While in Mabou, we made a journey to the fortress at Louisburg, pronounced "Lewisburg" by the locals, formerly a French fortification. This was an interesting place and we learned that one of the reasons that the French ultimately lost the fortress was due to economic conditions and in particular, the French treatment of their soldiers. Their supply lines from France were stretched a bit thin and they were hampered by ongoing conflicts with the British, a rather more capable foe than they were prepared for.
We also journeyed to Baddeck, where Alexander Graham Bell spent much of his most productive years as an inventor of much more than the telephone. In fact, we learned that his invention of the telephone funded much of those later years, such as the first Canadian airplane, the hydroplane, an early precursor to the metal detector, tetrahedral kits capable of heavy lifting, early attempts at air conditioning, etc. We also learned that though Americans view him as their inventor, he was actually first an immigrant to Canada from Scotland and a Canadian. He invented the telephone in the States but after that, he left for Baddeck to build his house, Beinn Bhreagh, Gàidhlig for Beautiful Mountain, and continue on his life as a creative inventor.
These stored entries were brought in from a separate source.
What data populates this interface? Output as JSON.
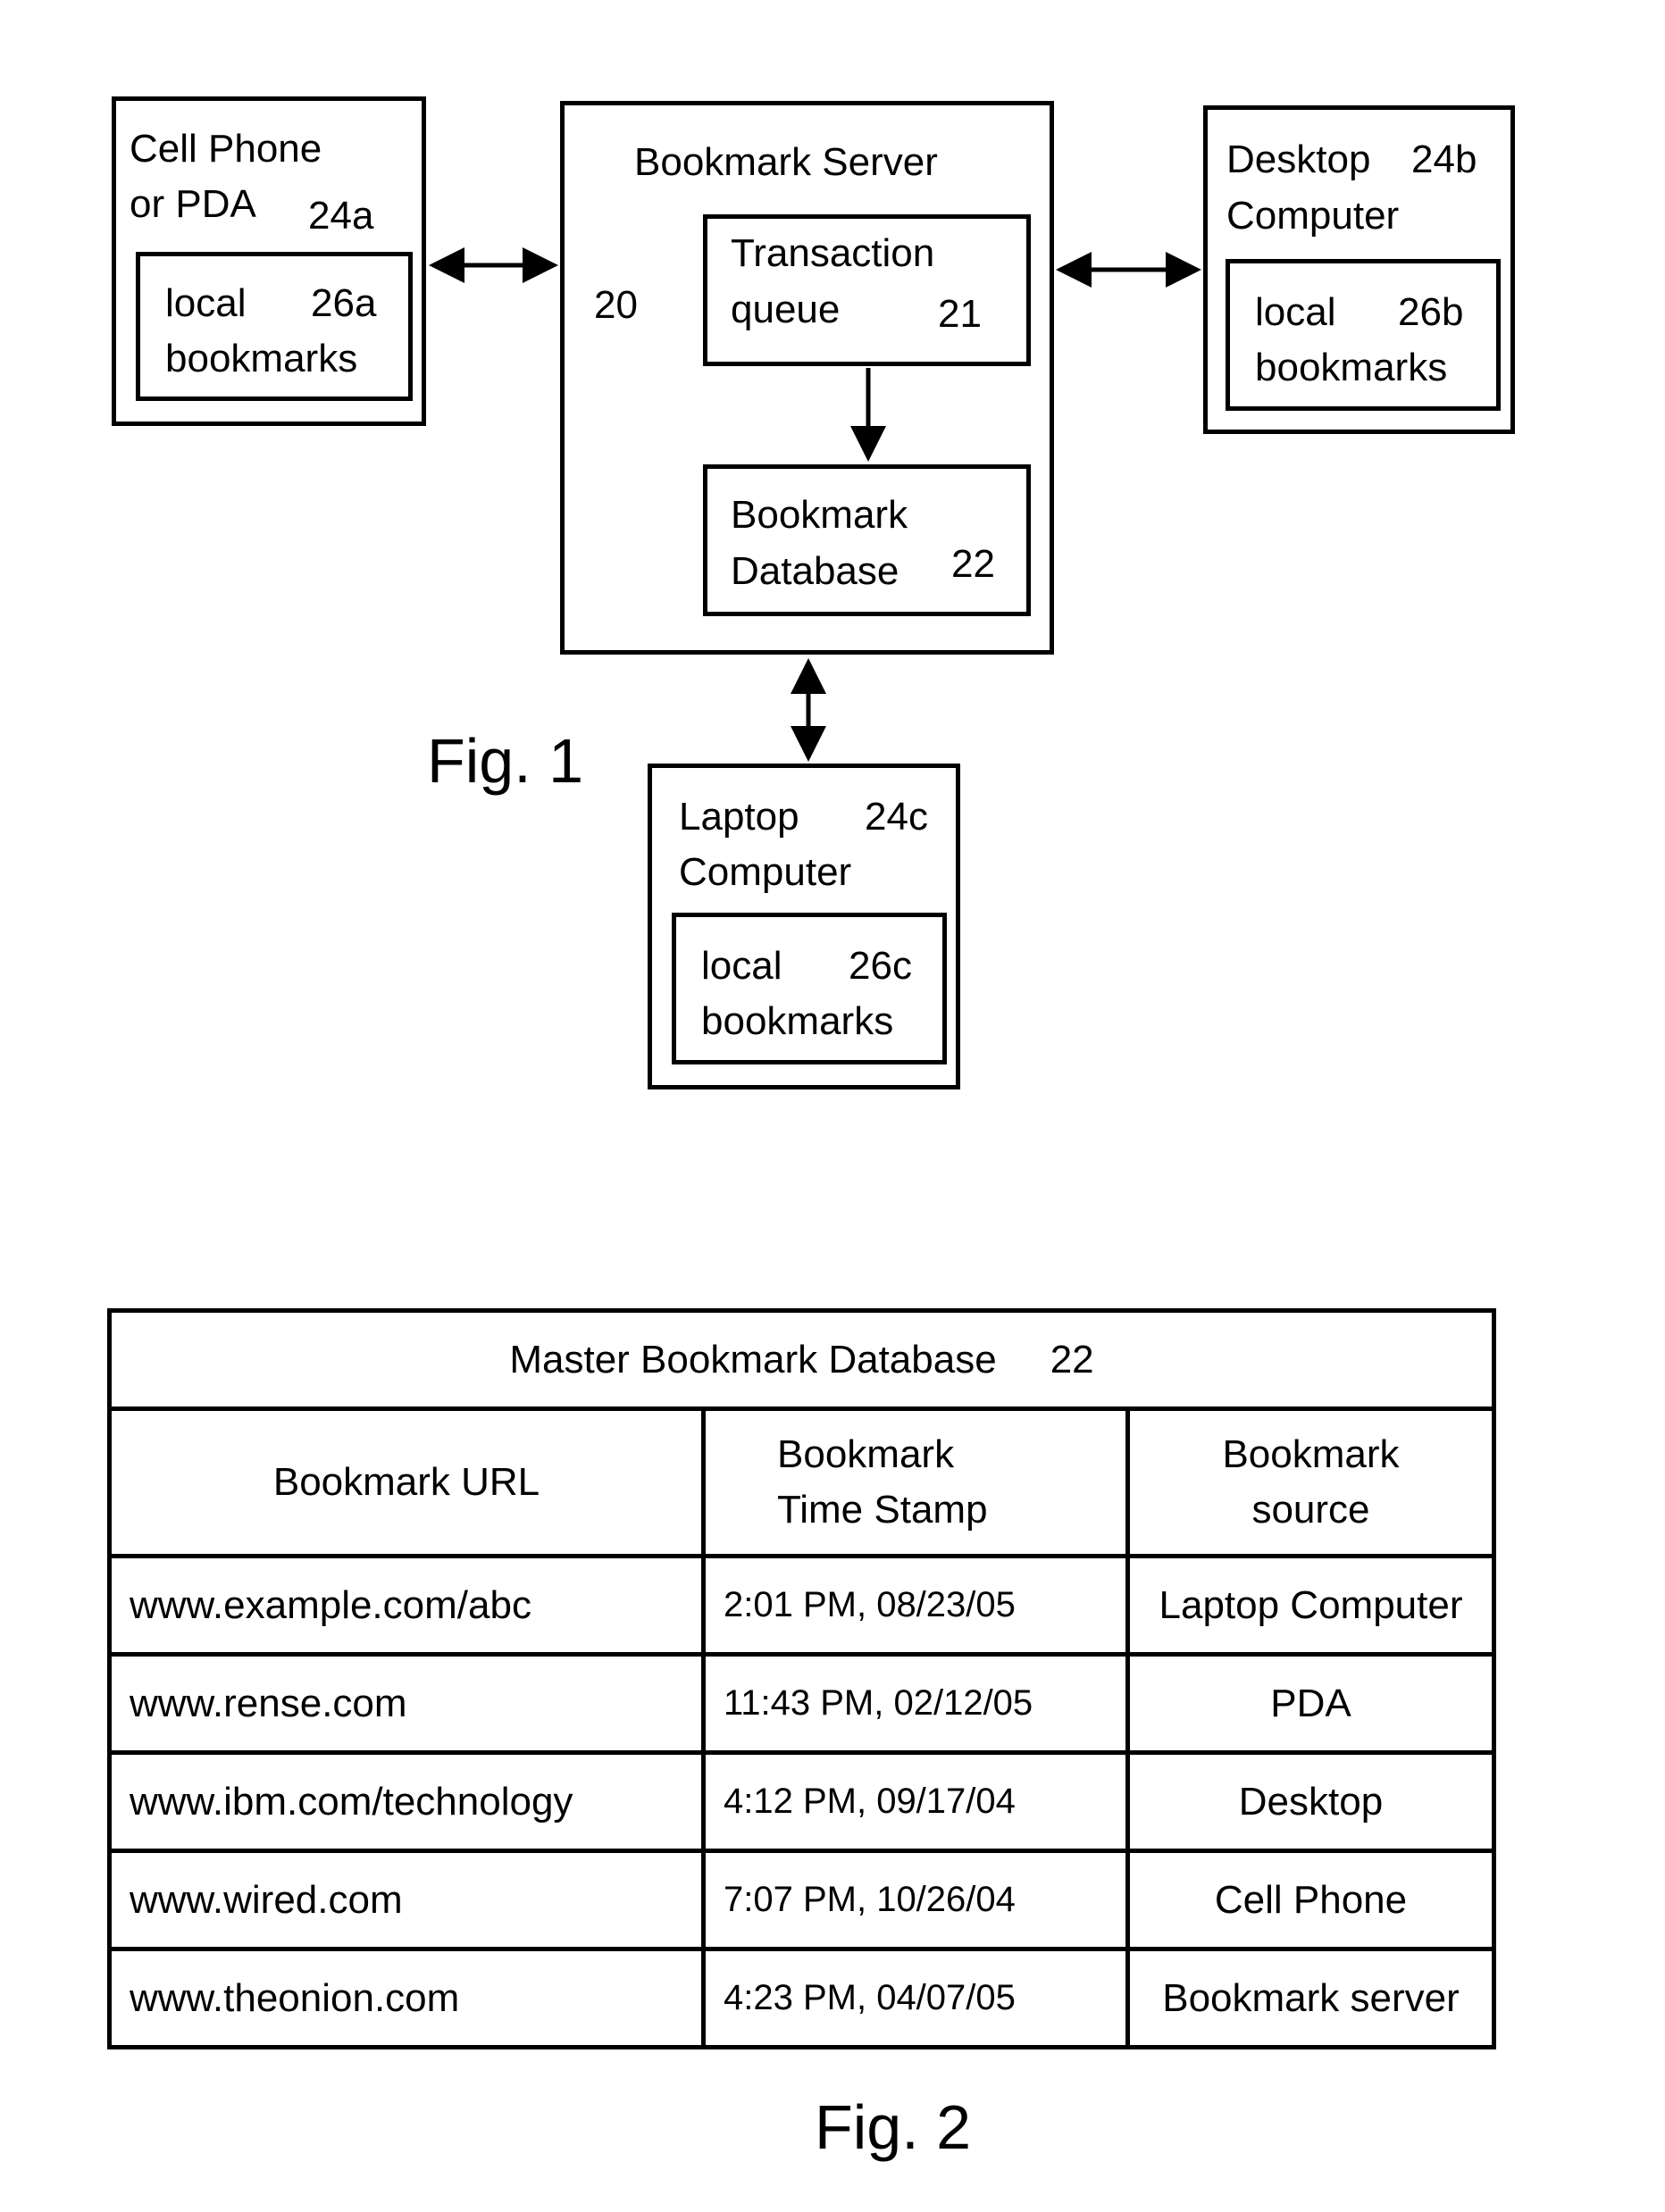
{
  "figure1": {
    "caption": "Fig. 1",
    "cell_phone": {
      "line1": "Cell Phone",
      "line2": "or PDA",
      "ref": "24a",
      "local": {
        "line1": "local",
        "ref": "26a",
        "line2": "bookmarks"
      }
    },
    "server": {
      "title": "Bookmark Server",
      "ref": "20",
      "queue": {
        "line1": "Transaction",
        "line2": "queue",
        "ref": "21"
      },
      "database": {
        "line1": "Bookmark",
        "line2": "Database",
        "ref": "22"
      }
    },
    "desktop": {
      "line1": "Desktop",
      "ref": "24b",
      "line2": "Computer",
      "local": {
        "line1": "local",
        "ref": "26b",
        "line2": "bookmarks"
      }
    },
    "laptop": {
      "line1": "Laptop",
      "ref": "24c",
      "line2": "Computer",
      "local": {
        "line1": "local",
        "ref": "26c",
        "line2": "bookmarks"
      }
    }
  },
  "figure2": {
    "caption": "Fig. 2",
    "title": "Master Bookmark Database",
    "title_ref": "22",
    "headers": {
      "url": "Bookmark URL",
      "ts_line1": "Bookmark",
      "ts_line2": "Time Stamp",
      "src_line1": "Bookmark",
      "src_line2": "source"
    },
    "rows": [
      {
        "url": "www.example.com/abc",
        "timestamp": "2:01 PM, 08/23/05",
        "source": "Laptop Computer"
      },
      {
        "url": "www.rense.com",
        "timestamp": "11:43 PM, 02/12/05",
        "source": "PDA"
      },
      {
        "url": "www.ibm.com/technology",
        "timestamp": "4:12 PM, 09/17/04",
        "source": "Desktop"
      },
      {
        "url": "www.wired.com",
        "timestamp": "7:07 PM, 10/26/04",
        "source": "Cell Phone"
      },
      {
        "url": "www.theonion.com",
        "timestamp": "4:23 PM, 04/07/05",
        "source": "Bookmark server"
      }
    ]
  }
}
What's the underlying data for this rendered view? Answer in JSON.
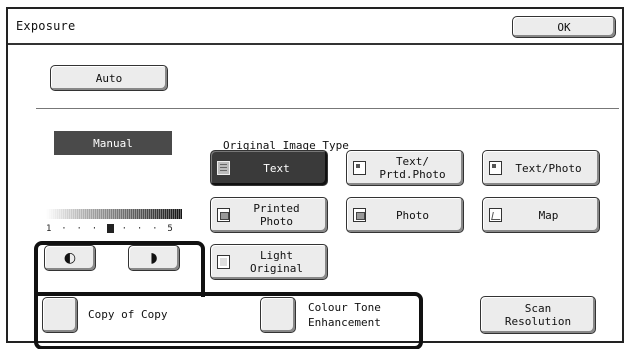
{
  "window": {
    "title": "Exposure",
    "ok_label": "OK"
  },
  "mode": {
    "auto_label": "Auto",
    "manual_label": "Manual"
  },
  "original_image_type": {
    "heading": "Original Image Type",
    "buttons": [
      {
        "label": "Text",
        "icon": "text-document-icon",
        "selected": true
      },
      {
        "label": "Text/\nPrtd.Photo",
        "icon": "text-printed-photo-icon",
        "selected": false
      },
      {
        "label": "Text/Photo",
        "icon": "text-photo-icon",
        "selected": false
      },
      {
        "label": "Printed\nPhoto",
        "icon": "printed-photo-icon",
        "selected": false
      },
      {
        "label": "Photo",
        "icon": "photo-icon",
        "selected": false
      },
      {
        "label": "Map",
        "icon": "map-icon",
        "selected": false
      },
      {
        "label": "Light\nOriginal",
        "icon": "light-original-icon",
        "selected": false
      }
    ]
  },
  "exposure_scale": {
    "left_mark": "1",
    "right_mark": "5",
    "level": 3,
    "lighter_icon": "lighter-half-circle-icon",
    "darker_icon": "darker-half-circle-icon"
  },
  "options": {
    "copy_of_copy": "Copy of Copy",
    "colour_tone": "Colour Tone\nEnhancement",
    "scan_resolution": "Scan\nResolution"
  }
}
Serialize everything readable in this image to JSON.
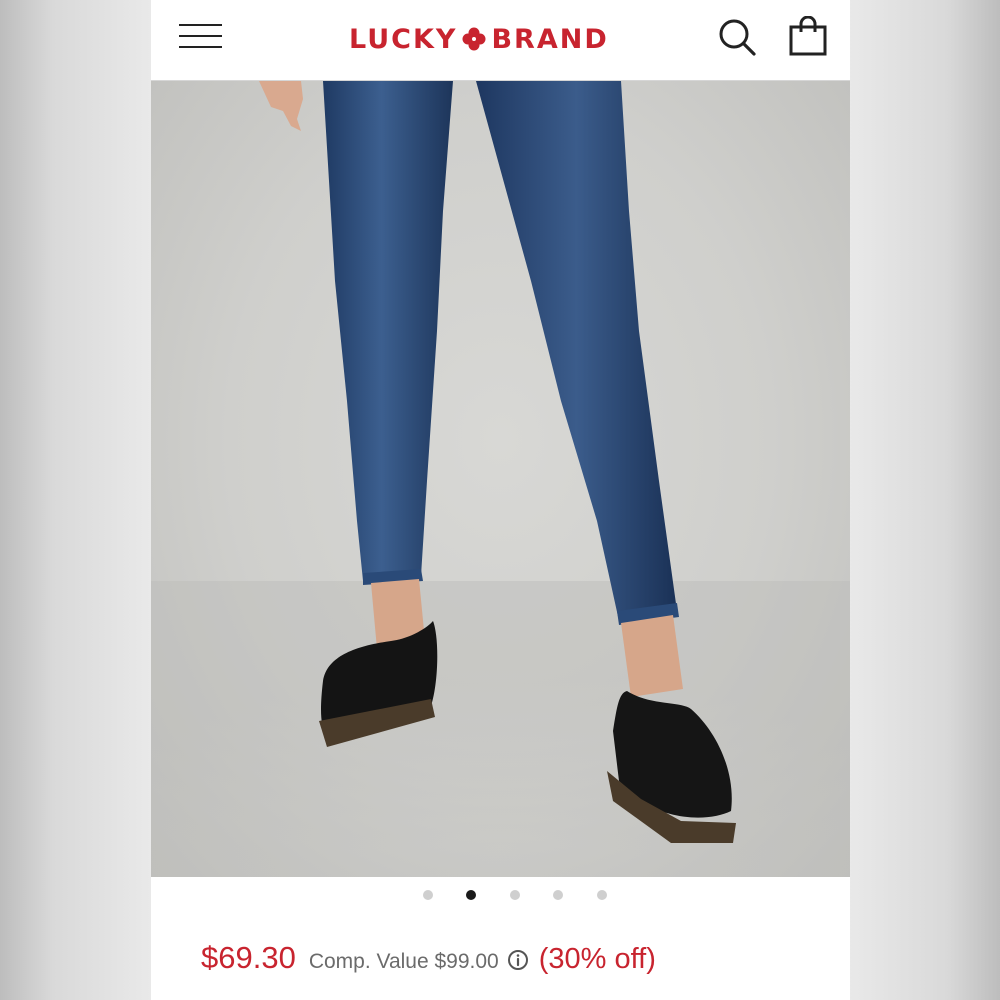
{
  "header": {
    "menu_icon": "hamburger-menu-icon",
    "logo_left": "LUCKY",
    "logo_right": "BRAND",
    "logo_mark": "clover-icon",
    "search_icon": "search-icon",
    "bag_icon": "shopping-bag-icon",
    "brand_color": "#c8242f"
  },
  "gallery": {
    "image_alt": "Model wearing dark-wash skinny jeans with black penny loafers",
    "total_slides": 5,
    "active_slide": 2
  },
  "pricing": {
    "price": "$69.30",
    "comp_value": "Comp. Value $99.00",
    "info_icon": "info-circle-icon",
    "discount": "(30% off)"
  }
}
Some information about the museum is available here: www.pc.gc.ca/en/lhn-nhs/ns/grahambell
Mabou was a pleasant place, as before, where we spent several evenings at the Red Shoe Pub, which is owned by the Rankin family, a famous musical family of Scottish history, local to the Mabou area. We met the parents of a young local Cape Breton fiddler by the name of Doug Cameron (who played with Joe MacMaster and Allan Dewar in Judique). At one point during the evening, Doug's father organized a square set and Eunice and I were invited to dance with the group. Our training in SCD served us well, and knowing we were from the States, they asked if we had previous experience as we acquitted ourselves reasonably well.
All of this was made possible by our pleasant rural B & B at Glendyre, operated by Allan and Esther Finlay. The house was built in the 1850s and operated by a family of MacLeods as a lumber mill. It has been wonderfully renovated to its current service as a B & B without losing its rough hewn pioneer flavor. I would recommend this to anyone visiting Mabou. The Glendyre website is here at: innatglendyer.com
Outwith travel difficulties, our trip to the Maritimes was pleasant, informative, and relaxing.